Breathing exercises can be a helpful tool in the treatment of anxiety. The idea behind breathing exercises is to focus on breathing slowly and deeply, which in turn reduces the level of stress hormones circulating in your body. There are many different types of breathing exercises that you can try, but one example is called Alternate Nostril Breathing. With this exercise, you will sit comfortably with your spine erect. Now close off your right nostril with your thumb (keep it closed), exhale through the left nostril, and then inhale again while closing off the left nostril with your index finger. You can repeat this process as many times as you want until you feel relief from anxiety or stress symptoms.

Alternative Treatment Options

When anxiety spirals out of control, it can take its toll on the body.

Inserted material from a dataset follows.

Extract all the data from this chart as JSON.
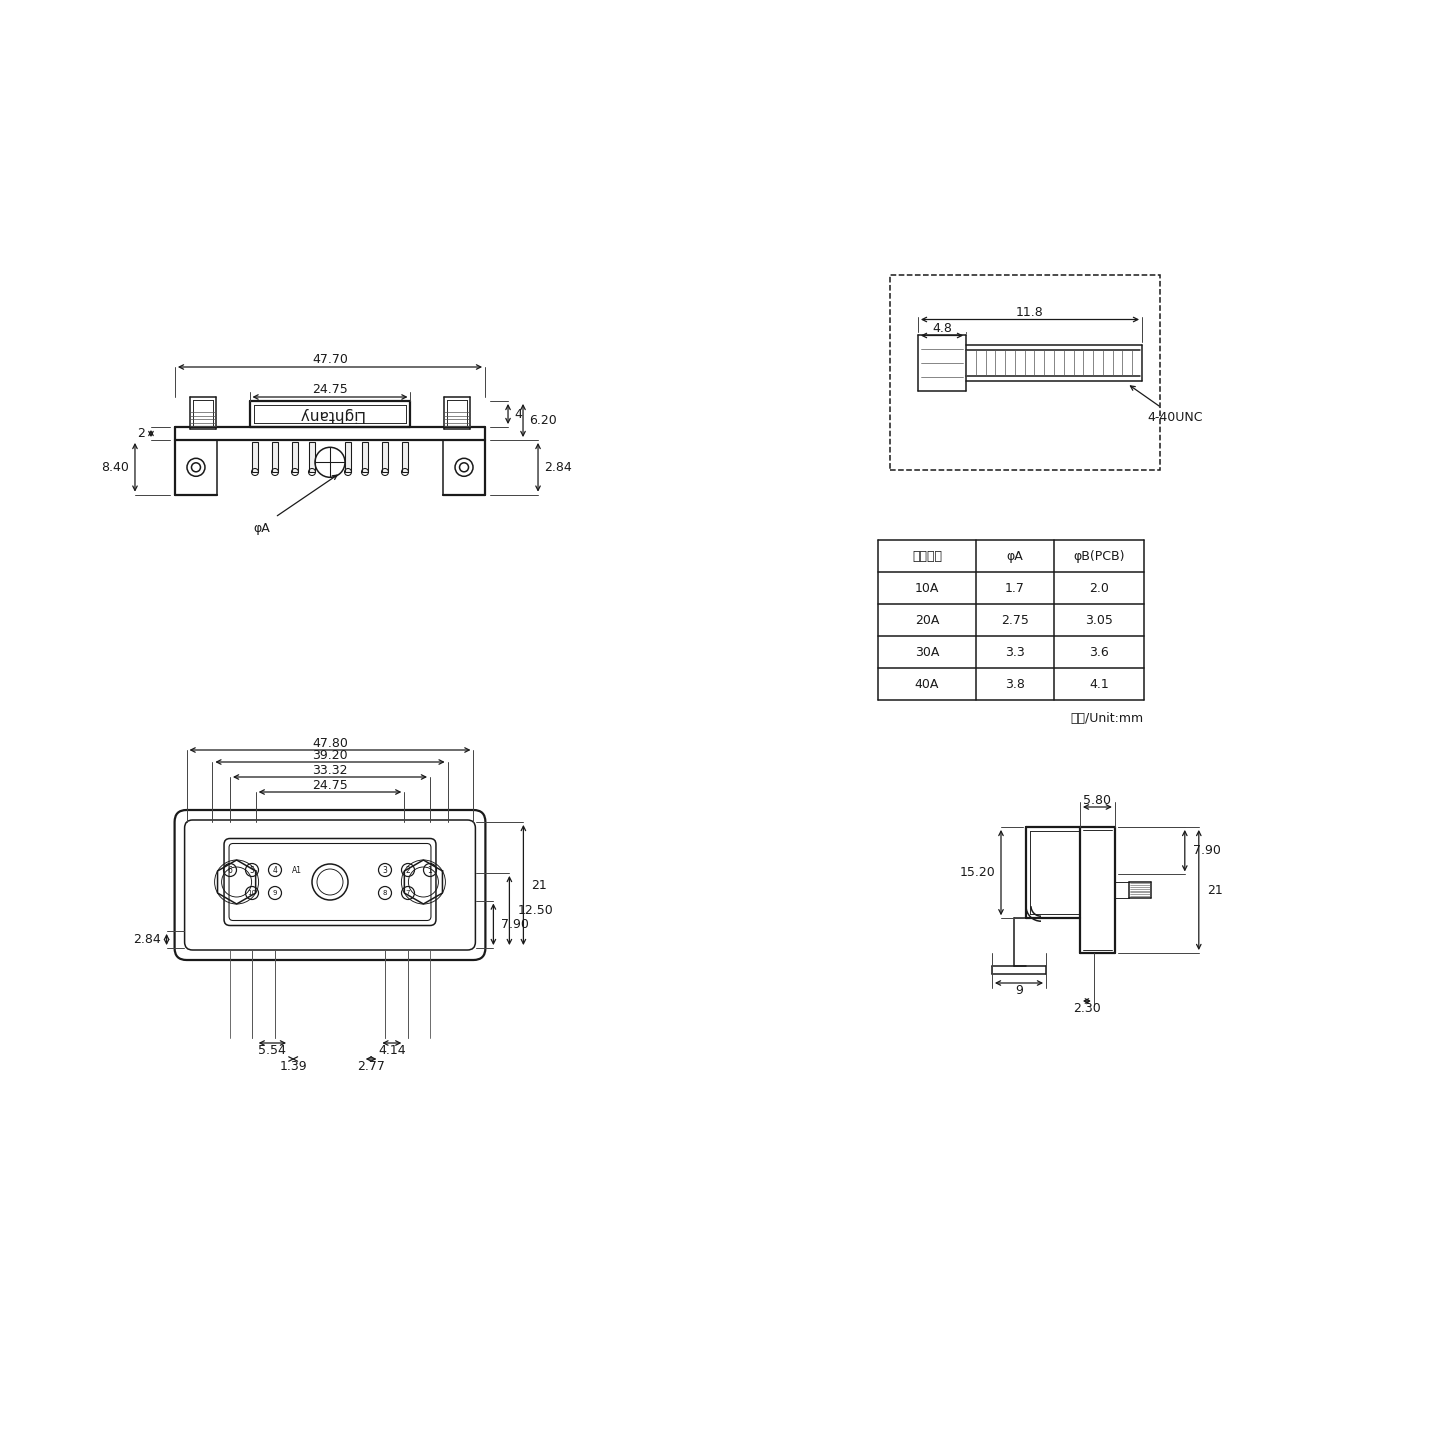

Many people turn to pharmaceuticals such as Xanax, Valium, Ativan or Klonopin in order to bring their mental state back into balance. These medications are often effective at relieving physical symptoms such as shaking or dizziness, but they do nothing to address the underlying issue of anxiety. There are a variety of alternative treatment options that may be worth considering if you’re looking for an alternative to prescription drugs.

Early Detection Can Prevent Late Tragedy

All of us, at one time or another, have felt anxious about something. It may be a big event like graduating from college or getting married or it may be something small like going to the dentist. Whatever the situation, when you feel anxious your body reacts with certain physical symptoms such as increased heart rate, shortness of breath, and sweating. When these reactions are out of the ordinary they can be a sign that you have an anxiety disorder.

Allergies Affect Mental Health

Anxiety disorders are the most common mental illness in the United States, with 18% of adults experiencing an anxiety disorder at some point in their lives. In fact, anxiety disorders affect 40 million adults in this country alone. That’s more people than diabetes, heart disease, and cancer combined! Many people experience anxiety as a result of chronic allergies. Allergies can cause a person to feel irritable, tired, restless or unable to sleep. Allergies may also cause panic attacks when they occur at the same time as an allergic reaction.